Saturday, July 11, 2015

Hope Emerald, Etc.

I prized two pendants for sentimental reasons -- one emerald, not a crown jewel, cloudy but green enough to remind me of nature, and one handsome oval smoky quartz, in superstitious terms a highly protective stone, market value five dollars. Wore them joyfully. Last January, hid them and forgot where, so for weeks and months I have torn closets apart, dumped out winter boots, stood on stepstools, searched the garage, and clawed from the cupboard boxes of Jello, thinking: "Maybe I put them here. Or here. Or here. . ." Maybe I hid them in the bottom of a trash can and they got thrown away, or in the folds of an old sweatshirt I bagged and tossed. Could I have done that? The thought gave me a pang. I'd looked everywhere. They were gone. To get a hold of myself, I recalled the Roman poet Catullus, who chided, "Cease this folly, and what you see is lost, set down as lost."
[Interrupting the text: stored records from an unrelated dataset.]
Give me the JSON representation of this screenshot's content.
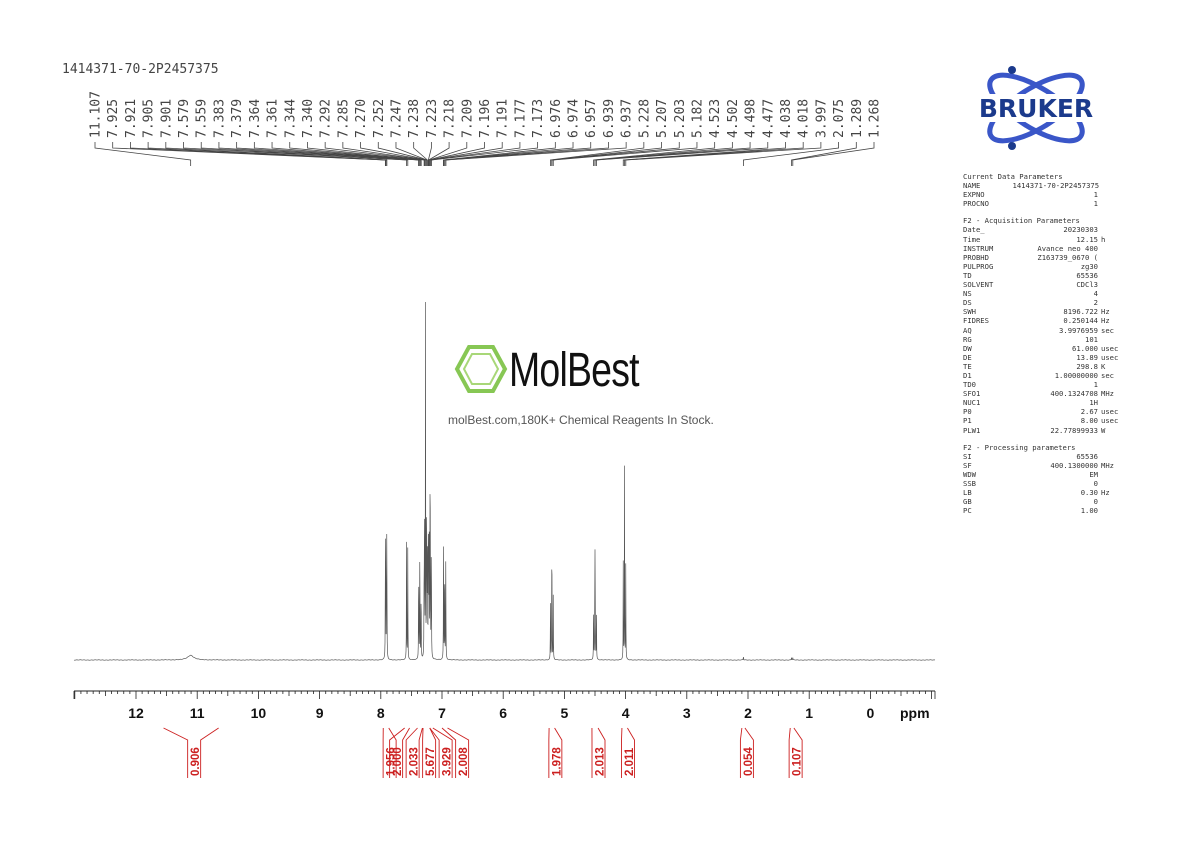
{
  "sample_name": "1414371-70-2P2457375",
  "brand": {
    "name": "BRUKER",
    "color": "#1b3a8c",
    "accent": "#3a56c8"
  },
  "watermark": {
    "name": "MolBest",
    "tagline": "molBest.com,180K+ Chemical Reagents In Stock.",
    "logo_icon": "benzene-ring-icon",
    "color": "#7bc142"
  },
  "parameters": {
    "current": {
      "heading": "Current Data Parameters",
      "rows": [
        {
          "key": "NAME",
          "value": "1414371-70-2P2457375",
          "unit": ""
        },
        {
          "key": "EXPNO",
          "value": "1",
          "unit": ""
        },
        {
          "key": "PROCNO",
          "value": "1",
          "unit": ""
        }
      ]
    },
    "acquisition": {
      "heading": "F2 - Acquisition Parameters",
      "rows": [
        {
          "key": "Date_",
          "value": "20230303",
          "unit": ""
        },
        {
          "key": "Time",
          "value": "12.15",
          "unit": "h"
        },
        {
          "key": "INSTRUM",
          "value": "Avance neo 400",
          "unit": ""
        },
        {
          "key": "PROBHD",
          "value": "Z163739_0670 (",
          "unit": ""
        },
        {
          "key": "PULPROG",
          "value": "zg30",
          "unit": ""
        },
        {
          "key": "TD",
          "value": "65536",
          "unit": ""
        },
        {
          "key": "SOLVENT",
          "value": "CDCl3",
          "unit": ""
        },
        {
          "key": "NS",
          "value": "4",
          "unit": ""
        },
        {
          "key": "DS",
          "value": "2",
          "unit": ""
        },
        {
          "key": "SWH",
          "value": "8196.722",
          "unit": "Hz"
        },
        {
          "key": "FIDRES",
          "value": "0.250144",
          "unit": "Hz"
        },
        {
          "key": "AQ",
          "value": "3.9976959",
          "unit": "sec"
        },
        {
          "key": "RG",
          "value": "101",
          "unit": ""
        },
        {
          "key": "DW",
          "value": "61.000",
          "unit": "usec"
        },
        {
          "key": "DE",
          "value": "13.89",
          "unit": "usec"
        },
        {
          "key": "TE",
          "value": "298.8",
          "unit": "K"
        },
        {
          "key": "D1",
          "value": "1.00000000",
          "unit": "sec"
        },
        {
          "key": "TD0",
          "value": "1",
          "unit": ""
        },
        {
          "key": "SFO1",
          "value": "400.1324708",
          "unit": "MHz"
        },
        {
          "key": "NUC1",
          "value": "1H",
          "unit": ""
        },
        {
          "key": "P0",
          "value": "2.67",
          "unit": "usec"
        },
        {
          "key": "P1",
          "value": "8.00",
          "unit": "usec"
        },
        {
          "key": "PLW1",
          "value": "22.77899933",
          "unit": "W"
        }
      ]
    },
    "processing": {
      "heading": "F2 - Processing parameters",
      "rows": [
        {
          "key": "SI",
          "value": "65536",
          "unit": ""
        },
        {
          "key": "SF",
          "value": "400.1300000",
          "unit": "MHz"
        },
        {
          "key": "WDW",
          "value": "EM",
          "unit": ""
        },
        {
          "key": "SSB",
          "value": "0",
          "unit": ""
        },
        {
          "key": "LB",
          "value": "0.30",
          "unit": "Hz"
        },
        {
          "key": "GB",
          "value": "0",
          "unit": ""
        },
        {
          "key": "PC",
          "value": "1.00",
          "unit": ""
        }
      ]
    }
  },
  "chart_data": {
    "type": "line",
    "xlabel": "ppm",
    "xlim": [
      13.0,
      -1.0
    ],
    "x_reversed": true,
    "x_ticks": [
      12,
      11,
      10,
      9,
      8,
      7,
      6,
      5,
      4,
      3,
      2,
      1,
      0
    ],
    "minor_tick_step": 0.1,
    "peak_labels": [
      "11.107",
      "7.925",
      "7.921",
      "7.905",
      "7.901",
      "7.579",
      "7.559",
      "7.383",
      "7.379",
      "7.364",
      "7.361",
      "7.344",
      "7.340",
      "7.292",
      "7.285",
      "7.270",
      "7.252",
      "7.247",
      "7.238",
      "7.223",
      "7.218",
      "7.209",
      "7.196",
      "7.191",
      "7.177",
      "7.173",
      "6.976",
      "6.974",
      "6.957",
      "6.939",
      "6.937",
      "5.228",
      "5.207",
      "5.203",
      "5.182",
      "4.523",
      "4.502",
      "4.498",
      "4.477",
      "4.038",
      "4.018",
      "3.997",
      "2.075",
      "1.289",
      "1.268"
    ],
    "peaks": [
      {
        "ppm": 11.107,
        "height": 0.012,
        "width": 0.06
      },
      {
        "ppm": 7.925,
        "height": 0.27,
        "width": 0.0022
      },
      {
        "ppm": 7.921,
        "height": 0.27,
        "width": 0.0022
      },
      {
        "ppm": 7.905,
        "height": 0.28,
        "width": 0.0022
      },
      {
        "ppm": 7.901,
        "height": 0.28,
        "width": 0.0022
      },
      {
        "ppm": 7.579,
        "height": 0.36,
        "width": 0.0022
      },
      {
        "ppm": 7.559,
        "height": 0.3,
        "width": 0.0022
      },
      {
        "ppm": 7.383,
        "height": 0.14,
        "width": 0.0022
      },
      {
        "ppm": 7.379,
        "height": 0.15,
        "width": 0.0022
      },
      {
        "ppm": 7.364,
        "height": 0.17,
        "width": 0.0022
      },
      {
        "ppm": 7.361,
        "height": 0.17,
        "width": 0.0022
      },
      {
        "ppm": 7.344,
        "height": 0.11,
        "width": 0.0022
      },
      {
        "ppm": 7.34,
        "height": 0.11,
        "width": 0.0022
      },
      {
        "ppm": 7.292,
        "height": 0.3,
        "width": 0.0022
      },
      {
        "ppm": 7.285,
        "height": 0.35,
        "width": 0.0022
      },
      {
        "ppm": 7.27,
        "height": 0.9,
        "width": 0.0022
      },
      {
        "ppm": 7.252,
        "height": 0.4,
        "width": 0.0022
      },
      {
        "ppm": 7.247,
        "height": 0.25,
        "width": 0.0022
      },
      {
        "ppm": 7.238,
        "height": 0.3,
        "width": 0.0022
      },
      {
        "ppm": 7.223,
        "height": 0.33,
        "width": 0.0022
      },
      {
        "ppm": 7.218,
        "height": 0.33,
        "width": 0.0022
      },
      {
        "ppm": 7.209,
        "height": 0.3,
        "width": 0.0022
      },
      {
        "ppm": 7.196,
        "height": 0.34,
        "width": 0.0022
      },
      {
        "ppm": 7.191,
        "height": 0.34,
        "width": 0.0022
      },
      {
        "ppm": 7.177,
        "height": 0.22,
        "width": 0.0022
      },
      {
        "ppm": 7.173,
        "height": 0.2,
        "width": 0.0022
      },
      {
        "ppm": 6.976,
        "height": 0.17,
        "width": 0.0022
      },
      {
        "ppm": 6.974,
        "height": 0.17,
        "width": 0.0022
      },
      {
        "ppm": 6.957,
        "height": 0.32,
        "width": 0.0022
      },
      {
        "ppm": 6.939,
        "height": 0.15,
        "width": 0.0022
      },
      {
        "ppm": 6.937,
        "height": 0.15,
        "width": 0.0022
      },
      {
        "ppm": 5.228,
        "height": 0.16,
        "width": 0.0022
      },
      {
        "ppm": 5.207,
        "height": 0.18,
        "width": 0.0022
      },
      {
        "ppm": 5.203,
        "height": 0.18,
        "width": 0.0022
      },
      {
        "ppm": 5.182,
        "height": 0.16,
        "width": 0.0022
      },
      {
        "ppm": 4.523,
        "height": 0.16,
        "width": 0.0022
      },
      {
        "ppm": 4.502,
        "height": 0.25,
        "width": 0.0022
      },
      {
        "ppm": 4.498,
        "height": 0.25,
        "width": 0.0022
      },
      {
        "ppm": 4.477,
        "height": 0.16,
        "width": 0.0022
      },
      {
        "ppm": 4.038,
        "height": 0.25,
        "width": 0.0022
      },
      {
        "ppm": 4.018,
        "height": 0.48,
        "width": 0.0022
      },
      {
        "ppm": 3.997,
        "height": 0.25,
        "width": 0.0022
      },
      {
        "ppm": 2.075,
        "height": 0.01,
        "width": 0.0025
      },
      {
        "ppm": 1.289,
        "height": 0.006,
        "width": 0.003
      },
      {
        "ppm": 1.268,
        "height": 0.006,
        "width": 0.003
      }
    ],
    "integrals": [
      {
        "value": "0.906",
        "from": 11.55,
        "to": 10.65,
        "center": 11.107
      },
      {
        "value": "1.956",
        "from": 7.96,
        "to": 7.87,
        "center": 7.913
      },
      {
        "value": "2.000",
        "from": 7.61,
        "to": 7.53,
        "center": 7.569
      },
      {
        "value": "2.033",
        "from": 7.4,
        "to": 7.32,
        "center": 7.362
      },
      {
        "value": "5.677",
        "from": 7.31,
        "to": 7.2,
        "center": 7.26
      },
      {
        "value": "3.929",
        "from": 7.2,
        "to": 7.15,
        "center": 7.19
      },
      {
        "value": "2.008",
        "from": 7.0,
        "to": 6.91,
        "center": 6.957
      },
      {
        "value": "1.978",
        "from": 5.25,
        "to": 5.16,
        "center": 5.205
      },
      {
        "value": "2.013",
        "from": 4.55,
        "to": 4.45,
        "center": 4.5
      },
      {
        "value": "2.011",
        "from": 4.06,
        "to": 3.97,
        "center": 4.018
      },
      {
        "value": "0.054",
        "from": 2.1,
        "to": 2.05,
        "center": 2.075
      },
      {
        "value": "0.107",
        "from": 1.31,
        "to": 1.25,
        "center": 1.279
      }
    ]
  }
}
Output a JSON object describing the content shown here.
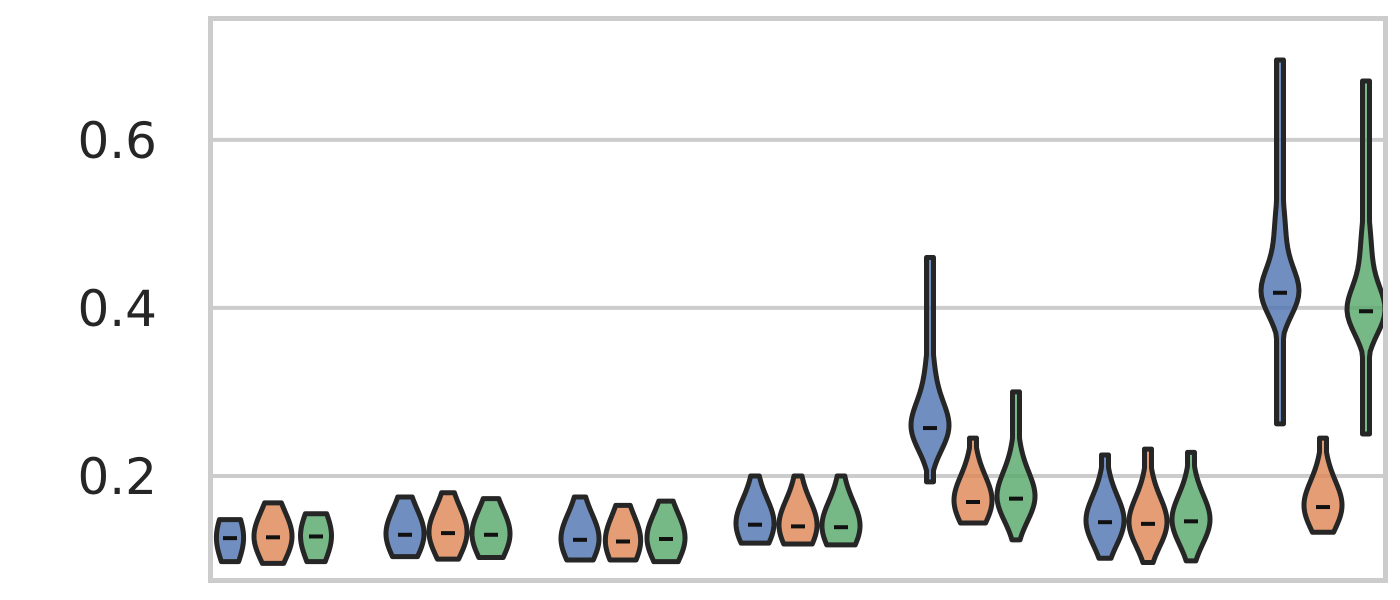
{
  "chart_data": {
    "type": "violin",
    "title": "",
    "xlabel": "",
    "ylabel": "",
    "ylim": [
      0.075,
      0.745
    ],
    "yticks": [
      0.2,
      0.4,
      0.6
    ],
    "ytick_labels": [
      "0.2",
      "0.4",
      "0.6"
    ],
    "grid": "horizontal",
    "legend": "none",
    "groups": 7,
    "series": [
      {
        "color": "#4c72b0",
        "violins": [
          {
            "min": 0.098,
            "max": 0.148,
            "median": 0.126
          },
          {
            "min": 0.104,
            "max": 0.175,
            "median": 0.13
          },
          {
            "min": 0.1,
            "max": 0.175,
            "median": 0.124
          },
          {
            "min": 0.12,
            "max": 0.2,
            "median": 0.142
          },
          {
            "min": 0.193,
            "max": 0.46,
            "median": 0.257
          },
          {
            "min": 0.102,
            "max": 0.225,
            "median": 0.145
          },
          {
            "min": 0.262,
            "max": 0.695,
            "median": 0.418
          }
        ]
      },
      {
        "color": "#dd8452",
        "violins": [
          {
            "min": 0.096,
            "max": 0.168,
            "median": 0.127
          },
          {
            "min": 0.101,
            "max": 0.18,
            "median": 0.132
          },
          {
            "min": 0.1,
            "max": 0.165,
            "median": 0.122
          },
          {
            "min": 0.119,
            "max": 0.2,
            "median": 0.14
          },
          {
            "min": 0.144,
            "max": 0.245,
            "median": 0.169
          },
          {
            "min": 0.097,
            "max": 0.232,
            "median": 0.143
          },
          {
            "min": 0.133,
            "max": 0.245,
            "median": 0.163
          }
        ]
      },
      {
        "color": "#55a868",
        "violins": [
          {
            "min": 0.098,
            "max": 0.155,
            "median": 0.128
          },
          {
            "min": 0.103,
            "max": 0.173,
            "median": 0.13
          },
          {
            "min": 0.098,
            "max": 0.17,
            "median": 0.125
          },
          {
            "min": 0.118,
            "max": 0.2,
            "median": 0.139
          },
          {
            "min": 0.124,
            "max": 0.3,
            "median": 0.173
          },
          {
            "min": 0.099,
            "max": 0.228,
            "median": 0.146
          },
          {
            "min": 0.25,
            "max": 0.67,
            "median": 0.396
          }
        ]
      }
    ]
  }
}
Even so, in the final week of June before leaving for Washington I sheepishly googled "patron saint of lost items," and murmured this "unfailing" prayer to St. Anthony to find the pendants -- sweetening the deal with an offer, if I found them, of a $20 donation to the nearest church:

"Blessed be God in His Angels and in His Saints. O Holy St. Anthony, gentlest of Saints, your love for God and charity for His creatures made you worthy, when on earth, to possess miraculous powers. Encouraged by this thought, I implore you to obtain for me (request). O gentle and loving St. Anthony, whose heart was ever full of human sympathy, whisper my petition into the ears of the sweet Infant Jesus, who loved to be folded in your arms; and the gratitude of my heart will ever be yours, plus $20. Amen."

Son of a. . . In the pantry just a half-hour ago behind a stack of canned tomatoes I found a ziplock bag with the green pendant. I stepped back and felt my heartbeat in my throat and was so grateful I collapsed onto the futon.

I said, thank you, St. Anthony. It is half of what I wanted, so you get $10. Returning to the same pantry and shelf, I moved some cans aside and there was the quartz pendant.

1 comment:

Julia Gordon-Bramer said...

Ha ha, I love it! I learned a much simpler version of that prayer, which I have said since a child with mixed success: "Dear St. Anthony, Please come around. My X is lost, and it can't be found!"